- Ethereum’s 2025 weekly chart matches its 2017 pattern, reclaiming the 50 MA before approaching the $4K resistance level for a breakout.
- Institutional investment, ETF inflows, and limited supply distinguish 2025 from 2017, creating strong market demand supporting Ethereum’s upward trajectory.
- Open interest and funding rates rise alongside price, showing healthy market growth without signs of speculative excess or unstable leverage conditions.
The Ethereum price setup is exhibiting near-complete similarities to its 2017 bullish rally, where technical conditions indicate a possible sudden surge above crucial objections.
Technical Setup Aligns with 2017 Rally
A chart shared by Merlijn The Trader compares Ethereum’s 2025 weekly performance with its 2017 price action. Both periods show a reclaim of the 50-period moving average after extended consolidation. In 2017, this move preceded a breakout above a $12–$14 resistance range, triggering a sharp rally.
In the current 2025 setup, Ethereum has reclaimed and maintained levels above the 50 MA, with price approaching a $4,000 resistance zone. This technical formation mirrors the earlier cycle “bar for bar,” suggesting the market is building pressure for another upward move. Traders note that such structural replication can precede rapid price appreciation when resistance is broken.

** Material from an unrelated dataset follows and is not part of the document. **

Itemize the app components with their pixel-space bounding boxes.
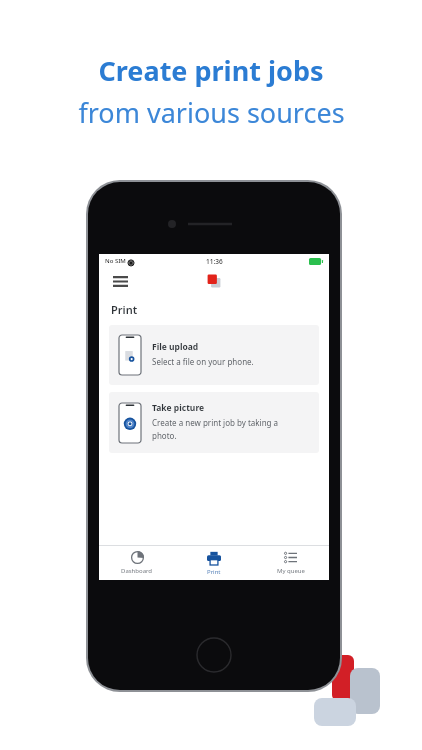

Different Market Conditions in 2025
While the chart patterns appear similar, the drivers behind the moves differ. In 2017, retail speculation and early adoption were the primary factors behind Ethereum’s surge. In 2025, institutional involvement, ETF inflows, and constrained supply are adding a new layer of demand.
According to Merlijn, these elements could create sustained buying pressure, making projections of $10,000 per ETH potentially conservative. The green-marked consolidation zones on the chart indicate areas where price stability above the 50 MA may provide the foundation for stronger momentum.
Open Interest and Funding Rates Remain in Healthy Range
Daan Crypto Trades provided additional market context, noting that Ethereum’s open interest is rising in line with price movement. The current pace is described as steady, avoiding conditions where open interest outpaces price—often a sign of speculative overheating.
Funding rates are trending upward, a common occurrence during strong rallies into higher cycle levels. While this indicates increased market activity, Daan emphasized that there are no immediate warning signs of excessive leverage or instability in the current data.
With technical alignment to past performance and supportive market conditions, Ethereum’s position above the 50 MA and its proximity to resistance are drawing close attention from market participants monitoring a potential breakout.